William Pitt Fessenden, Civil War (American National Biography)
Scholarship
As the new chair of the Finance Committee, Fessenden played a large part in the financing of the war. A conservative in financial matters, he believed in hard money and in a "pay as you go" approach to raising cash for the war effort. Initially he raised the level of duty in the Morrill Tariff of 1860 to generate specie through increased customs receipts. He hoped to increase revenues still further through taxation, especially on personal incomes, but Salmon P. Chase, the secretary of the treasury, preferred to rely on other means…Chase relied on loans financed by government bonds and Treasury bills; on legal tender notes, paper money called "greenbacks"; and on a new national banking system. Fearing that the national banks would destroy the existing state banks and the "greenbacks" and the loans would produce massive inflation, Fessenden nevertheless helped to enact Chase's proposals. He tried constantly to rein in the amounts requested that would be inflationary and encouraged greater reliance on revenue from customs duties and taxation. Meanwhile, on the war itself, Fessenden supported the creation of the Joint Committee on the Conduct of the War and fretted over the lack of aggressiveness of the administration and its generals. Although he was a member of the Republican caucus delegation that met with Lincoln in December 1862 to complain that he was getting poor military advice from his cabinet, he refused to join the radicals in the party in demanding confiscation and emancipation.

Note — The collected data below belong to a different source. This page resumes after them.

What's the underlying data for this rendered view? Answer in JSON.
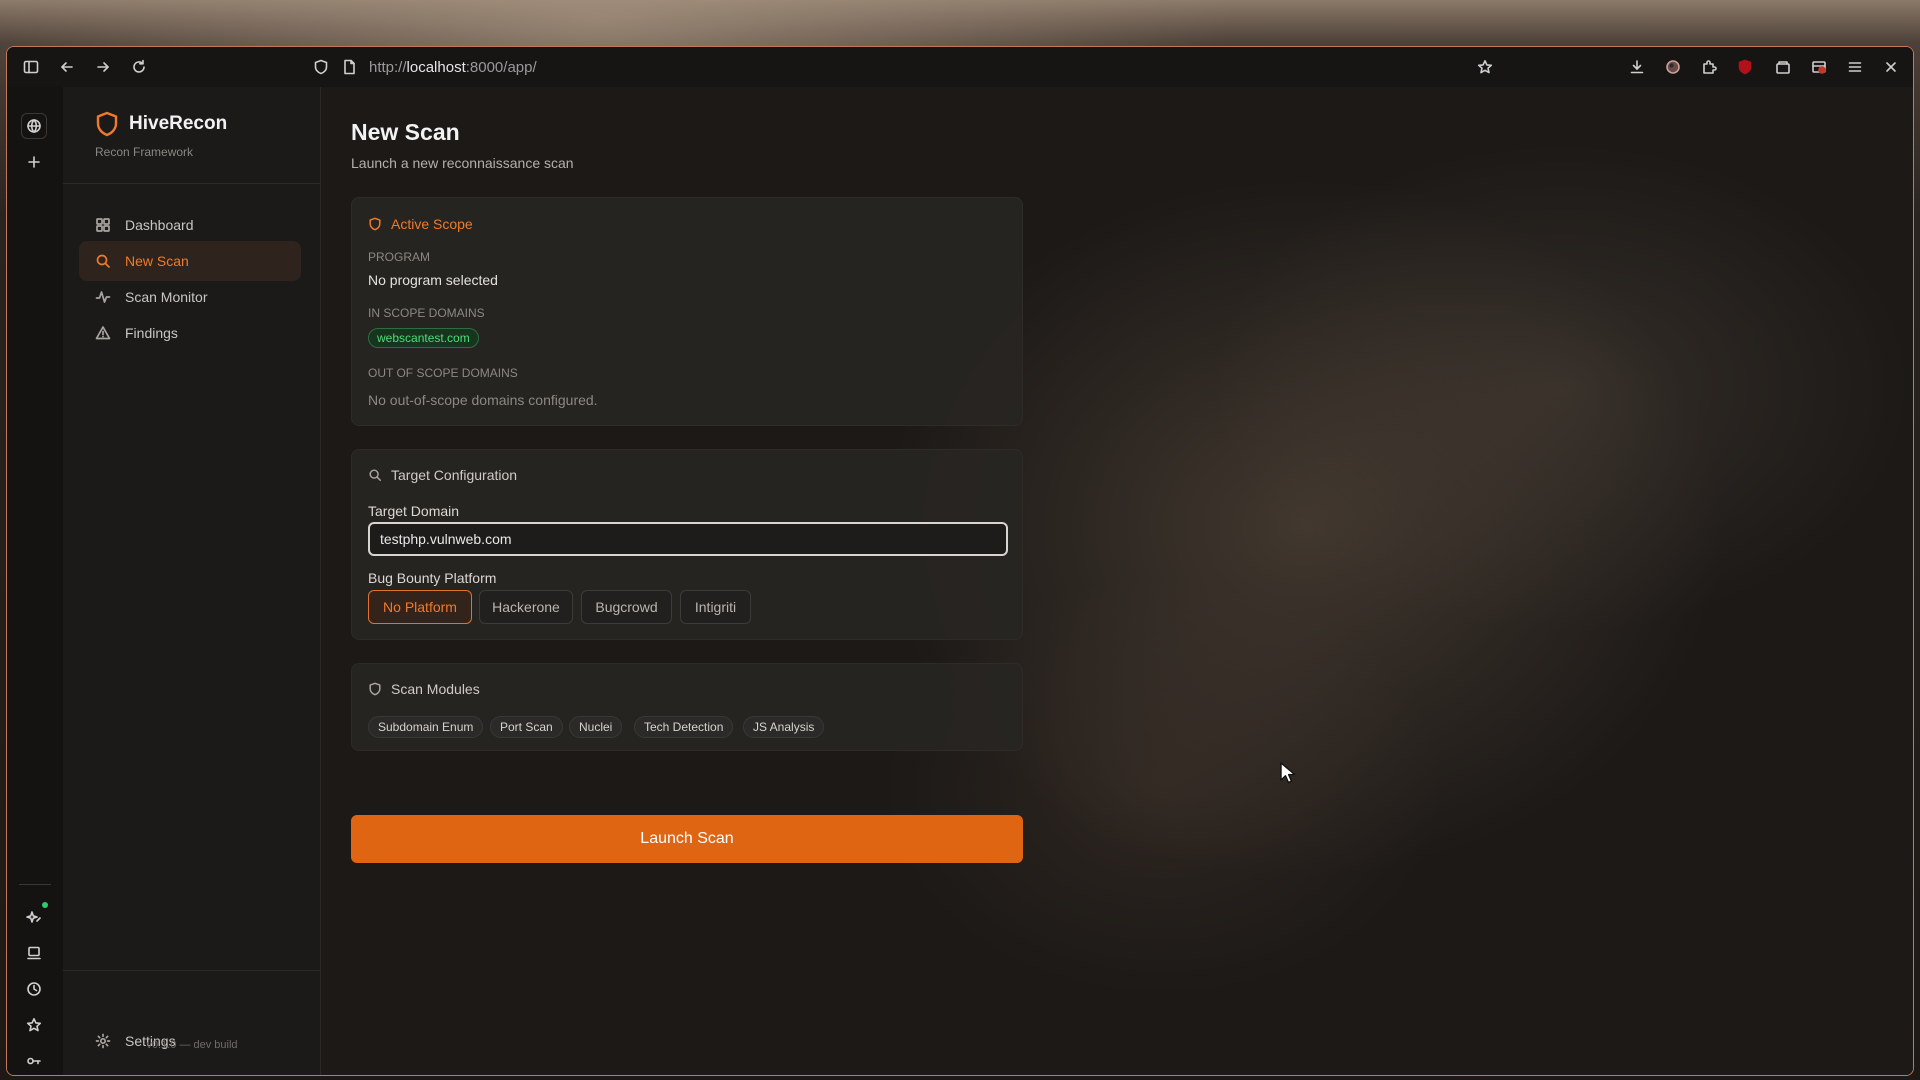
{
  "browser": {
    "url_prefix": "http://",
    "url_host": "localhost",
    "url_rest": ":8000/app/"
  },
  "sidebar": {
    "brand_title": "HiveRecon",
    "brand_subtitle": "Recon Framework",
    "items": [
      {
        "label": "Dashboard",
        "icon": "dashboard-icon",
        "active": false
      },
      {
        "label": "New Scan",
        "icon": "search-icon",
        "active": true
      },
      {
        "label": "Scan Monitor",
        "icon": "activity-icon",
        "active": false
      },
      {
        "label": "Findings",
        "icon": "alert-triangle-icon",
        "active": false
      }
    ],
    "settings_label": "Settings",
    "version": "v0.1.0 — dev build"
  },
  "page": {
    "title": "New Scan",
    "subtitle": "Launch a new reconnaissance scan"
  },
  "scope": {
    "heading": "Active Scope",
    "program_label": "Program",
    "program_value": "No program selected",
    "in_scope_label": "In Scope Domains",
    "in_scope_domains": [
      "webscantest.com"
    ],
    "out_scope_label": "Out of Scope Domains",
    "out_scope_empty": "No out-of-scope domains configured."
  },
  "target": {
    "heading": "Target Configuration",
    "domain_label": "Target Domain",
    "domain_value": "testphp.vulnweb.com",
    "platform_label": "Bug Bounty Platform",
    "platforms": [
      "No Platform",
      "Hackerone",
      "Bugcrowd",
      "Intigriti"
    ],
    "selected_platform": "No Platform"
  },
  "modules": {
    "heading": "Scan Modules",
    "items": [
      "Subdomain Enum",
      "Port Scan",
      "Nuclei",
      "Tech Detection",
      "JS Analysis"
    ]
  },
  "launch_label": "Launch Scan",
  "colors": {
    "accent": "#f07a2a",
    "launch_bg": "#e06512",
    "in_scope_green": "#4fdc78"
  }
}
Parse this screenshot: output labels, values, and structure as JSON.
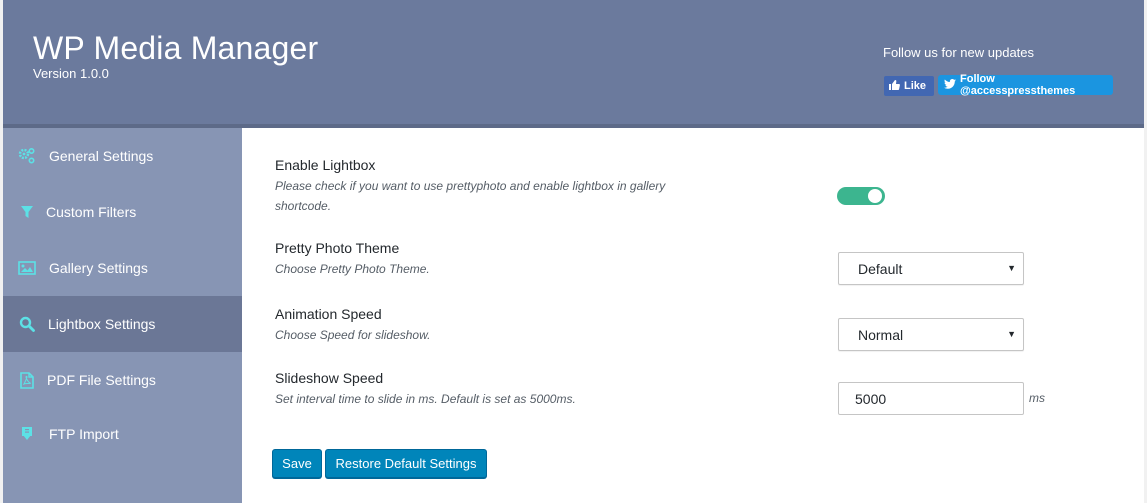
{
  "header": {
    "title": "WP Media Manager",
    "version": "Version 1.0.0",
    "follow_text": "Follow us for new updates",
    "like_label": "Like",
    "twitter_label": "Follow @accesspressthemes"
  },
  "sidebar": {
    "items": [
      {
        "label": "General Settings",
        "icon": "gears-icon",
        "active": false
      },
      {
        "label": "Custom Filters",
        "icon": "filter-icon",
        "active": false
      },
      {
        "label": "Gallery Settings",
        "icon": "image-icon",
        "active": false
      },
      {
        "label": "Lightbox Settings",
        "icon": "search-icon",
        "active": true
      },
      {
        "label": "PDF File Settings",
        "icon": "pdf-file-icon",
        "active": false
      },
      {
        "label": "FTP Import",
        "icon": "import-icon",
        "active": false
      }
    ]
  },
  "settings": {
    "lightbox": {
      "title": "Enable Lightbox",
      "desc": "Please check if you want to use prettyphoto and enable lightbox in gallery shortcode.",
      "enabled": true
    },
    "theme": {
      "title": "Pretty Photo Theme",
      "desc": "Choose Pretty Photo Theme.",
      "value": "Default"
    },
    "animation": {
      "title": "Animation Speed",
      "desc": "Choose Speed for slideshow.",
      "value": "Normal"
    },
    "slideshow": {
      "title": "Slideshow Speed",
      "desc": "Set interval time to slide in ms. Default is set as 5000ms.",
      "value": "5000",
      "unit": "ms"
    }
  },
  "buttons": {
    "save": "Save",
    "restore": "Restore Default Settings"
  },
  "colors": {
    "header_bg": "#6b7a9d",
    "sidebar_bg": "#8795b4",
    "sidebar_active": "#6b7796",
    "icon_accent": "#5ce1e6",
    "toggle_on": "#3cb58f",
    "button_primary": "#0085ba"
  }
}
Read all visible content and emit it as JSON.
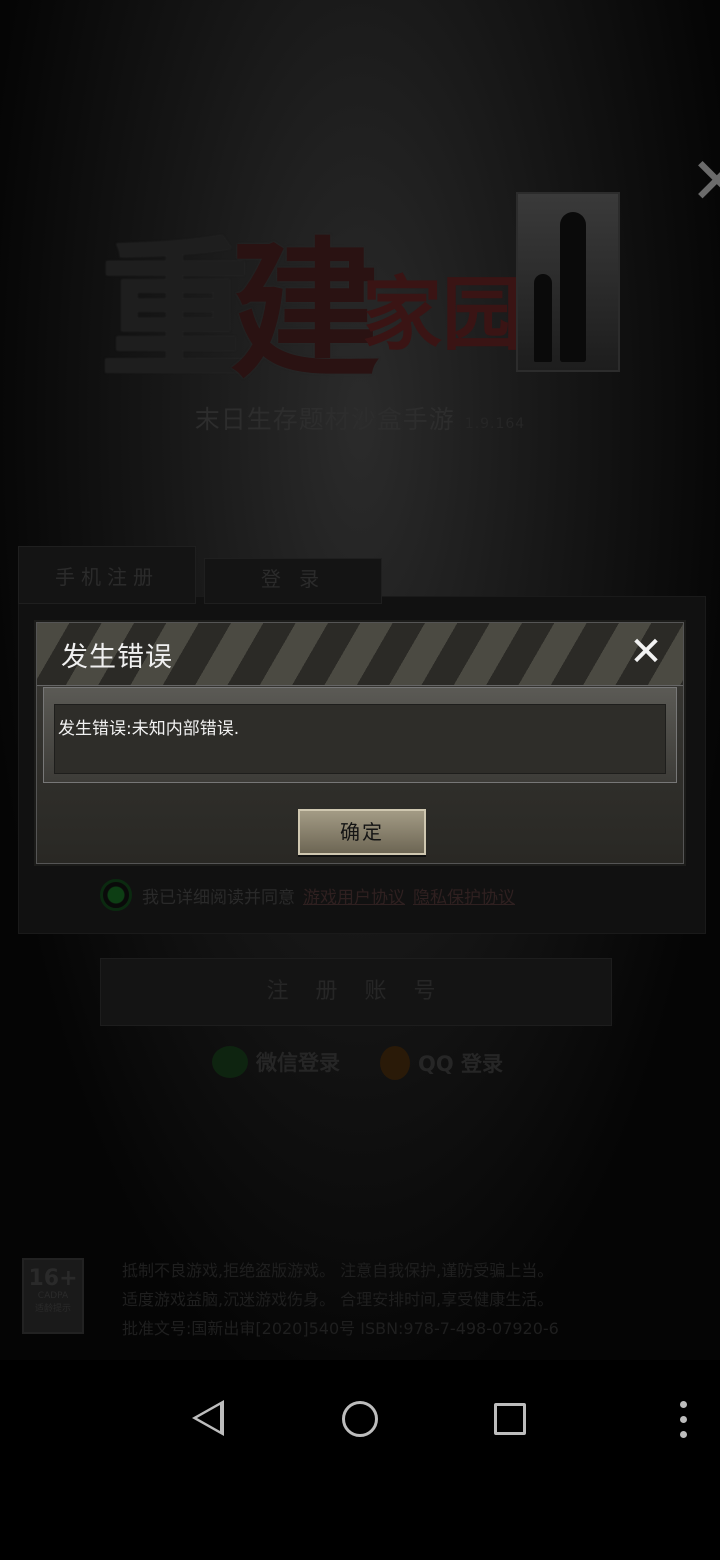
{
  "background": {
    "logo": {
      "big_chars": [
        "重",
        "建"
      ],
      "small_chars": "家园"
    },
    "subtitle": "末日生存题材沙盒手游",
    "version": "1.9.164",
    "tabs": [
      "手机注册",
      "登 录"
    ],
    "agree_text": "我已详细阅读并同意",
    "agree_links": [
      "游戏用户协议",
      "隐私保护协议"
    ],
    "register_button": "注 册 账 号",
    "social": {
      "wechat": "微信登录",
      "qq": "QQ 登录"
    },
    "age_badge": {
      "number": "16+",
      "brand": "CADPA",
      "label": "适龄提示"
    },
    "notice_lines": [
      "抵制不良游戏,拒绝盗版游戏。 注意自我保护,谨防受骗上当。",
      "适度游戏益脑,沉迷游戏伤身。 合理安排时间,享受健康生活。",
      "批准文号:国新出审[2020]540号    ISBN:978-7-498-07920-6"
    ]
  },
  "dialog": {
    "title": "发生错误",
    "message": "发生错误:未知内部错误.",
    "ok_label": "确定"
  },
  "icons": {
    "close": "close-icon",
    "back": "back-icon",
    "home": "home-icon",
    "recent": "recent-apps-icon",
    "more": "more-vert-icon"
  },
  "colors": {
    "dialog_text": "#f0f0f0",
    "accent_green": "#0d3e14"
  }
}
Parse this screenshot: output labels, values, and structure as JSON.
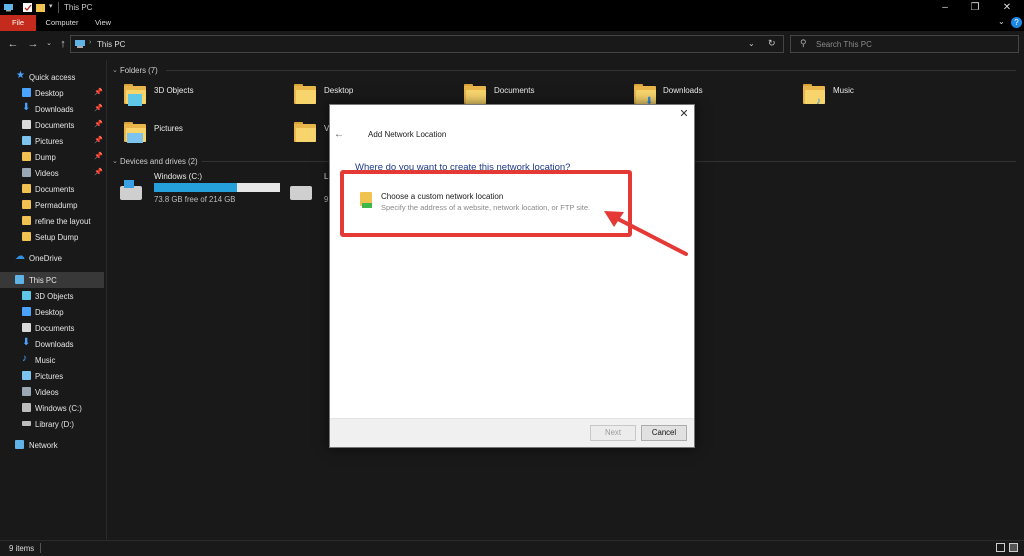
{
  "window": {
    "title": "This PC"
  },
  "ribbon": {
    "tabs": [
      "File",
      "Computer",
      "View"
    ]
  },
  "address": {
    "path": "This PC",
    "search_placeholder": "Search This PC"
  },
  "sidebar": {
    "items": [
      {
        "label": "Quick access",
        "icon": "star-icon",
        "pinned": false
      },
      {
        "label": "Desktop",
        "icon": "desktop-icon",
        "pinned": true
      },
      {
        "label": "Downloads",
        "icon": "download-icon",
        "pinned": true
      },
      {
        "label": "Documents",
        "icon": "documents-icon",
        "pinned": true
      },
      {
        "label": "Pictures",
        "icon": "pictures-icon",
        "pinned": true
      },
      {
        "label": "Dump",
        "icon": "folder-icon",
        "pinned": true
      },
      {
        "label": "Videos",
        "icon": "videos-icon",
        "pinned": true
      },
      {
        "label": "Documents",
        "icon": "folder-icon",
        "pinned": false
      },
      {
        "label": "Permadump",
        "icon": "folder-icon",
        "pinned": false
      },
      {
        "label": "refine the layout",
        "icon": "folder-icon",
        "pinned": false
      },
      {
        "label": "Setup Dump",
        "icon": "folder-icon",
        "pinned": false
      },
      {
        "label": "OneDrive",
        "icon": "cloud-icon",
        "pinned": false
      },
      {
        "label": "This PC",
        "icon": "computer-icon",
        "pinned": false
      },
      {
        "label": "3D Objects",
        "icon": "cube-icon",
        "pinned": false
      },
      {
        "label": "Desktop",
        "icon": "desktop-icon",
        "pinned": false
      },
      {
        "label": "Documents",
        "icon": "documents-icon",
        "pinned": false
      },
      {
        "label": "Downloads",
        "icon": "download-icon",
        "pinned": false
      },
      {
        "label": "Music",
        "icon": "music-icon",
        "pinned": false
      },
      {
        "label": "Pictures",
        "icon": "pictures-icon",
        "pinned": false
      },
      {
        "label": "Videos",
        "icon": "videos-icon",
        "pinned": false
      },
      {
        "label": "Windows (C:)",
        "icon": "drive-icon",
        "pinned": false
      },
      {
        "label": "Library (D:)",
        "icon": "drive-icon",
        "pinned": false
      },
      {
        "label": "Network",
        "icon": "network-icon",
        "pinned": false
      }
    ]
  },
  "content": {
    "folders_header": "Folders (7)",
    "folders": [
      "3D Objects",
      "Desktop",
      "Documents",
      "Downloads",
      "Music",
      "Pictures",
      "V"
    ],
    "drives_header": "Devices and drives (2)",
    "drives": [
      {
        "name": "Windows (C:)",
        "info": "73.8 GB free of 214 GB",
        "used_fraction": 0.66
      },
      {
        "name": "L",
        "info": "9",
        "used_fraction": 0
      }
    ]
  },
  "status": {
    "items": "9 items"
  },
  "dialog": {
    "title": "Add Network Location",
    "question": "Where do you want to create this network location?",
    "option_title": "Choose a custom network location",
    "option_desc": "Specify the address of a website, network location, or FTP site.",
    "next_label": "Next",
    "cancel_label": "Cancel"
  },
  "colors": {
    "accent": "#26a0da",
    "file_tab": "#c42b1c",
    "highlight": "#e53935"
  }
}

Michael Perman, "Fessenden, William Pitt," American National Biography Online, February 2000, http://www.anb.org/articles/04/04-00371.html.
William Pitt Fessenden (Congressional Biographical Directory)
Reference
FESSENDEN, William Pitt, (brother of Samuel Clement Fessenden and Thomas Amory Deblois Fessenden), a Representative and a Senator from Maine; born in Boscawen, Merrimack County, N.H., October 16, 1806; attended the common schools; graduated from Bowdoin College, Brunswick, Maine, in 1827; studied law; admitted to the bar in 1827 and practiced in Bridgeton, Bangor, and Portland, Maine; member, State house of representatives in 1832 and 1840; elected as a Whig to the Twenty-seventh Congress (March 4, 1841-March 3, 1843); declined to be a candidate for reelection in 1842; member, State house of representatives 1845-1846; unsuccessful Whig candidate for election to the Thirty-second Congress; member, State house of representatives 1853-1854; elected as a Whig to the United States Senate to fill the vacancy in the term beginning March 4, 1853, caused by the failure of the legislature to elect; reelected in 1859 as a Republican and served from February 10, 1854, to July 1, 1864, when he resigned to accept a Cabinet appointment; chairman, Committee on Finance (Thirty-seventh through Thirty-ninth Congresses); appointed Secretary of the Treasury by President Abraham Lincoln and served from 1864-1865; member of the peace convention of 1861 held in Washington, D.C., in an effort to devise means to prevent the impending war; again elected to the United States Senate as a Republican and served from March 4, 1865, until his death in Portland, Maine, September 8, 1869; chairman, Committee on Public Buildings and Grounds (Fortieth Congress), Committee on Appropriations (Forty-first Congress), Committee on the Library (Forty-first Congress); originally interred in Western Cemetery in Portland, Maine; later reinterred in an unmarked grave in the Fessenden family plot in Evergreen Cemetery.